E’ Aurelio Bulzatti a chiudere questo libro. E a chiuderlo come una rilevannza assoluta delle forme, come una loro fissazione nell’ assoluto dello spazio. Figure tolte dal tempo, lasciate distanti dallo scorrere delle cose, bloccate nel respiro, nell’idea del vedere, mentre anche il tempo della visione si blocca. Perché questo non è tempo rallentato, ma uscita dal tempo, dal suo potere, dall’incidenza delle sue spine. Così come sono certe periferie costruite con il colore della notte, grandi scatole di cartone vuote di stanze, viventi solo dello straniamento, del dissolvimento della vita e della sua nuova consistenza. Ha Bulzatti questo potere di riscrivere l’immagine, di immetterla nell’invariata striatura del cielo, l’elemento di natura che con maggiore frequenza compare.

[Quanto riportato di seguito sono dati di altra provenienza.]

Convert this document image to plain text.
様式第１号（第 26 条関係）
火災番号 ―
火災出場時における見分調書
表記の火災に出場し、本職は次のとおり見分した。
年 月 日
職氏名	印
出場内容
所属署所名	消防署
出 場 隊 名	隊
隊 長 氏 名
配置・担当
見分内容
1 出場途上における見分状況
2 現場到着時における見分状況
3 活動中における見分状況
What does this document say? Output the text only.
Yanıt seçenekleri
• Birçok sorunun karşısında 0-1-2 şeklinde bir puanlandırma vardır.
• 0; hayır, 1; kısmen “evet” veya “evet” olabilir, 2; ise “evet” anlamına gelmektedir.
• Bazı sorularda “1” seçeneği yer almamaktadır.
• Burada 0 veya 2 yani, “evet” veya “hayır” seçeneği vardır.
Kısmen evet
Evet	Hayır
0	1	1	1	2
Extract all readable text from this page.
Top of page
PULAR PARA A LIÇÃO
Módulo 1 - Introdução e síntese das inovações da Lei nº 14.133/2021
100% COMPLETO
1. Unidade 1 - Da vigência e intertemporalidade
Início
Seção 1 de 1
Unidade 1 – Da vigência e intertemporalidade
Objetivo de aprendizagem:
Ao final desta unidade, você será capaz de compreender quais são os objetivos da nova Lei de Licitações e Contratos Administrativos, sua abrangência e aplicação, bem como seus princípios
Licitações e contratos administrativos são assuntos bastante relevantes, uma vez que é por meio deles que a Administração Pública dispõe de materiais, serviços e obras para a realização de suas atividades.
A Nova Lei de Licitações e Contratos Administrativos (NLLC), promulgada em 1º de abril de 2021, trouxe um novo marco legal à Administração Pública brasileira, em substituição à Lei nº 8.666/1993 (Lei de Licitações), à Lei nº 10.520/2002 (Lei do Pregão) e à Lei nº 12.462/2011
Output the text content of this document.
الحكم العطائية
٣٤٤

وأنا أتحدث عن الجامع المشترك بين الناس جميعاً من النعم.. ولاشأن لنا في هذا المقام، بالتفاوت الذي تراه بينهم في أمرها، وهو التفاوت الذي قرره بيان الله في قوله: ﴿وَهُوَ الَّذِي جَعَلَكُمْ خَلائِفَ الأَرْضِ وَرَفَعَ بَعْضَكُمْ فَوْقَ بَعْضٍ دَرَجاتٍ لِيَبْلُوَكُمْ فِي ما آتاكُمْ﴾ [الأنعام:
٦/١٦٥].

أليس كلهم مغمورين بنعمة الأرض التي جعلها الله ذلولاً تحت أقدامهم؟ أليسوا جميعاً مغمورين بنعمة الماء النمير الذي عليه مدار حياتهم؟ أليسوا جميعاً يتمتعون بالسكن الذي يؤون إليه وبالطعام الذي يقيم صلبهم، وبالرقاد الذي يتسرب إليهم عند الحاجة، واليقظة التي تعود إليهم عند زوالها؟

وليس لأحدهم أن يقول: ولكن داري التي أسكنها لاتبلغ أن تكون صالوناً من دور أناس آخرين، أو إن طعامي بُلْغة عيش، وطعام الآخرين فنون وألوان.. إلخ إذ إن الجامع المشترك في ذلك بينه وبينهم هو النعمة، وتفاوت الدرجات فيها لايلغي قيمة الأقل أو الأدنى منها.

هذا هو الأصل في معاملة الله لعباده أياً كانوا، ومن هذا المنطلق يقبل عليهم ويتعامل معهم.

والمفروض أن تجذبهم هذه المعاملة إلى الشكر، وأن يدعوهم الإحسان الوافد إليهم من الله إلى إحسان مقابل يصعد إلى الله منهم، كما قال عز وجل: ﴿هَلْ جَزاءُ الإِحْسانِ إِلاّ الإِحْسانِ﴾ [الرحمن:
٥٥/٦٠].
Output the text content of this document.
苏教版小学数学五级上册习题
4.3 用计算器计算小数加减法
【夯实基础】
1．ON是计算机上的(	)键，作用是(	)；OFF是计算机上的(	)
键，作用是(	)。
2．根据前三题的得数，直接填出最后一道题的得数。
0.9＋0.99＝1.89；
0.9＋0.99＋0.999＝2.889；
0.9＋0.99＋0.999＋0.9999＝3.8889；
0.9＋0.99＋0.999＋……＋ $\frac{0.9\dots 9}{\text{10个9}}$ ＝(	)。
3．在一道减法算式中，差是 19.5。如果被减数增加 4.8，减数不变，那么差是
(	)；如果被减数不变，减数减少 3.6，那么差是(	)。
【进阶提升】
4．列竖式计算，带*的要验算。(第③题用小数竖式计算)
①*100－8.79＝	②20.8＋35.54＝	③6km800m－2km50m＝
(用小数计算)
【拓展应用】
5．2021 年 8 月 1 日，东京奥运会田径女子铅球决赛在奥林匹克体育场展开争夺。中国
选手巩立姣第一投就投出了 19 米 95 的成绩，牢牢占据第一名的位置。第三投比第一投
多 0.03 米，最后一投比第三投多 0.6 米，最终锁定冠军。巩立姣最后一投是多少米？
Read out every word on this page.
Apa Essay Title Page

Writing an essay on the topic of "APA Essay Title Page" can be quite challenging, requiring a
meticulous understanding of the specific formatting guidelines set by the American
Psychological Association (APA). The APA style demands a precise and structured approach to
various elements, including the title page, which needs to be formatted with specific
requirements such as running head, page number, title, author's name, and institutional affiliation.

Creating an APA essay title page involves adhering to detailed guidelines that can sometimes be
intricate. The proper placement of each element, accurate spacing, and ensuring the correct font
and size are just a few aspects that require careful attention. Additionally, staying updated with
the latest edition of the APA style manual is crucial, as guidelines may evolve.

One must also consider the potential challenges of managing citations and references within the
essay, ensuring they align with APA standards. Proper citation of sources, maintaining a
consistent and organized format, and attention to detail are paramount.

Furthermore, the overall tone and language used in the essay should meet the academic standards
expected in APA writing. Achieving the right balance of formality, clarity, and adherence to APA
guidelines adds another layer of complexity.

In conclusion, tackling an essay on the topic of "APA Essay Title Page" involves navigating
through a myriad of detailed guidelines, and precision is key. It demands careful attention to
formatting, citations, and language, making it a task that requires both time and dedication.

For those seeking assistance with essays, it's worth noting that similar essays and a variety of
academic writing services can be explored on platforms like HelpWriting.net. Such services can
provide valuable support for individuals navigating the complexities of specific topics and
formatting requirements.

Sparso di stelle, fisso come lo sono le donne nel gesto dell’ attesa, nell’abbraccio, nel momento del bacio, nell’istante infinito della partenza, dell’abbandono. C’è, in questa dolcezza estenuata, continuamente protratta, il gusto per un’analisi delle forme; e non soltanto delle forme sensibili, ma anche del pensiero, del sogno, della previsione allarmata, del destino. 

Ma la la vita scorre lontana, fuori della finestra attraversata dalle stelle, come se la pittura procedesse su un doppio binario. Ed è il fascino estremo di Bulzatti perché il suo straniarsi è qui. Pittura della distanza e pittura della fissità, pittura che guarda all’antico e pittura che ancora nessuno ha mai fatto. Vuota di vento, in cui non circola nessuna aria che non sia la manifestazione di ciò che si vede come qualcosa di finora nascosto. Figure tolte da un tempo antico, scavate come dolmen incerati dal battere delle onde e della luna. E’ proprio questo il senso di un quadro molto bello dipinto nel 1994, Donnna il! sottoveste. Restare come un baluardo, un cippo di confine; l’essere il silenzio e la sera, essere un colore continuamente dilatato, che risuona. Silenzio di un silenzio.